Skippy Baxter

Personal information
- Full name: Lloyd Valdemar Baxter
- Born: December 6, 1919 Saskatchewan, Canada
- Died: December 18, 2012 (aged 93) United States

Figure skating career
- Country: United States
- Discipline: Men's singles, Pairs
- Partner: Hedy Stenuf

= Skippy Baxter =

Canadian-born American figure skater

Lloyd Valdemar "Skippy" Baxter (December 6, 1919 - December 18, 2012) was an American figure skater. Born in Saskatchewan, Canada, his family moved to Oakland, California when he was 1 year of age. Skippy started his skating career there as a speed skater, winning some awards. Then later, he won two medals at the 1940 United States Figure Skating Championships: a bronze in men's singles and a silver in pair skating with Hedy Stenuf. Baxter went on to skate professionally with the Ice Capades, working with Sonja Henie in her shows. Baxter was famous for the backflip that he regularly performed during shows.

Skippy and his brother Meryl Baxter owned an ice rink in Santa Rosa, California on Summerfield Road, where the famous cartoonist Charles Schulz would take his family for skating lessons. It was there that Charles and Skippy Baxter formed a close friendship that lasted until the death of Charles Schulz. The Santa Rosa Ice Skating Rink closed in 1968 due to structural problems with the roof. Baxter choreographed a segment for the 1969 animated film A Boy Named Charlie Brown, in which Snoopy skates.

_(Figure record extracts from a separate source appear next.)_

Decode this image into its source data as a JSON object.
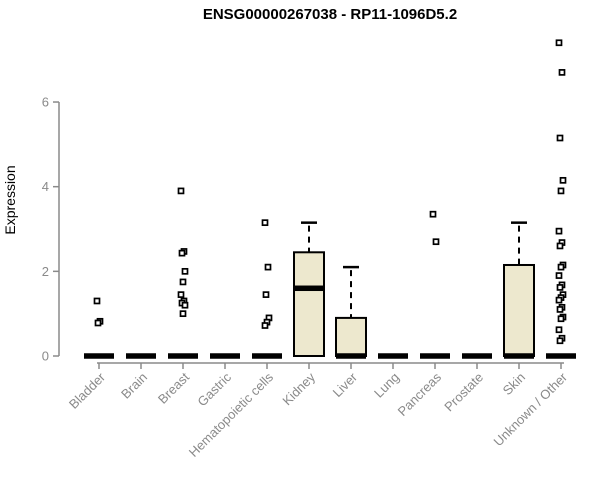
{
  "chart_data": {
    "type": "boxplot",
    "title": "ENSG00000267038 - RP11-1096D5.2",
    "ylabel": "Expression",
    "xlabel": "",
    "ylim": [
      0,
      7.5
    ],
    "yticks": [
      0,
      2,
      4,
      6
    ],
    "grid": false,
    "legend": "none",
    "colors": {
      "box_fill": "#EDE8CE",
      "box_stroke": "#000000",
      "median": "#000000",
      "outlier_stroke": "#000000",
      "axis": "#8A8A8A",
      "title": "#000000",
      "background": "#FFFFFF"
    },
    "categories": [
      "Bladder",
      "Brain",
      "Breast",
      "Gastric",
      "Hematopoietic cells",
      "Kidney",
      "Liver",
      "Lung",
      "Pancreas",
      "Prostate",
      "Skin",
      "Unknown / Other"
    ],
    "boxes": [
      {
        "category": "Bladder",
        "q1": 0,
        "median": 0,
        "q3": 0,
        "whisker_low": 0,
        "whisker_high": 0,
        "outliers": [
          1.3,
          0.82,
          0.78
        ]
      },
      {
        "category": "Brain",
        "q1": 0,
        "median": 0,
        "q3": 0,
        "whisker_low": 0,
        "whisker_high": 0,
        "outliers": []
      },
      {
        "category": "Breast",
        "q1": 0,
        "median": 0,
        "q3": 0,
        "whisker_low": 0,
        "whisker_high": 0,
        "outliers": [
          3.9,
          2.47,
          2.43,
          2.0,
          1.75,
          1.45,
          1.3,
          1.25,
          1.2,
          1.0
        ]
      },
      {
        "category": "Gastric",
        "q1": 0,
        "median": 0,
        "q3": 0,
        "whisker_low": 0,
        "whisker_high": 0,
        "outliers": []
      },
      {
        "category": "Hematopoietic cells",
        "q1": 0,
        "median": 0,
        "q3": 0,
        "whisker_low": 0,
        "whisker_high": 0,
        "outliers": [
          3.15,
          2.1,
          1.45,
          0.9,
          0.8,
          0.72
        ]
      },
      {
        "category": "Kidney",
        "q1": 0,
        "median": 1.6,
        "q3": 2.45,
        "whisker_low": 0,
        "whisker_high": 3.15,
        "outliers": []
      },
      {
        "category": "Liver",
        "q1": 0,
        "median": 0,
        "q3": 0.9,
        "whisker_low": 0,
        "whisker_high": 2.1,
        "outliers": []
      },
      {
        "category": "Lung",
        "q1": 0,
        "median": 0,
        "q3": 0,
        "whisker_low": 0,
        "whisker_high": 0,
        "outliers": []
      },
      {
        "category": "Pancreas",
        "q1": 0,
        "median": 0,
        "q3": 0,
        "whisker_low": 0,
        "whisker_high": 0,
        "outliers": [
          3.35,
          2.7
        ]
      },
      {
        "category": "Prostate",
        "q1": 0,
        "median": 0,
        "q3": 0,
        "whisker_low": 0,
        "whisker_high": 0,
        "outliers": []
      },
      {
        "category": "Skin",
        "q1": 0,
        "median": 0,
        "q3": 2.15,
        "whisker_low": 0,
        "whisker_high": 3.15,
        "outliers": []
      },
      {
        "category": "Unknown / Other",
        "q1": 0,
        "median": 0,
        "q3": 0,
        "whisker_low": 0,
        "whisker_high": 0,
        "outliers": [
          7.4,
          6.7,
          5.15,
          4.15,
          3.9,
          2.95,
          2.68,
          2.6,
          2.15,
          2.1,
          1.9,
          1.68,
          1.62,
          1.45,
          1.38,
          1.32,
          1.15,
          1.1,
          0.92,
          0.88,
          0.62,
          0.42,
          0.36
        ]
      }
    ]
  }
}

He later coached figure skating in Northern California at the Redwood Empire Ice Arena in Santa Rosa, California. Charles Schulz built the rink, while Skippy and his brother Meryl Baxter helped run and operate the rink. Skippy was inducted into the United States Figure Skating Hall of Fame in 2003.

==Results==
(men's singles)

| Event | 1940 |
|---|---|
| U.S. Championships | 3rd |

(pairs with Stenuf)

| Event | 1940 |
|---|---|
| U.S. Championships | 2nd |

==Early life==
Lloyd Baxter, having endured an accident as a youth with a tractor, which almost resulted in a leg amputation, began skating at the urging of his mother to strengthen his leg to avoid amputation. In turn, he soon began his career as a champion youth speed skater.

Baxter was on the United States Olympic Figure Skating team in 1940, but because of World War II, the Winter Olympics were cancelled. Baxter enlisted in the United States army in 1943 and served in Northern Italy during the war with the 10th Mountain Division, along with his brother Meryl Baxter.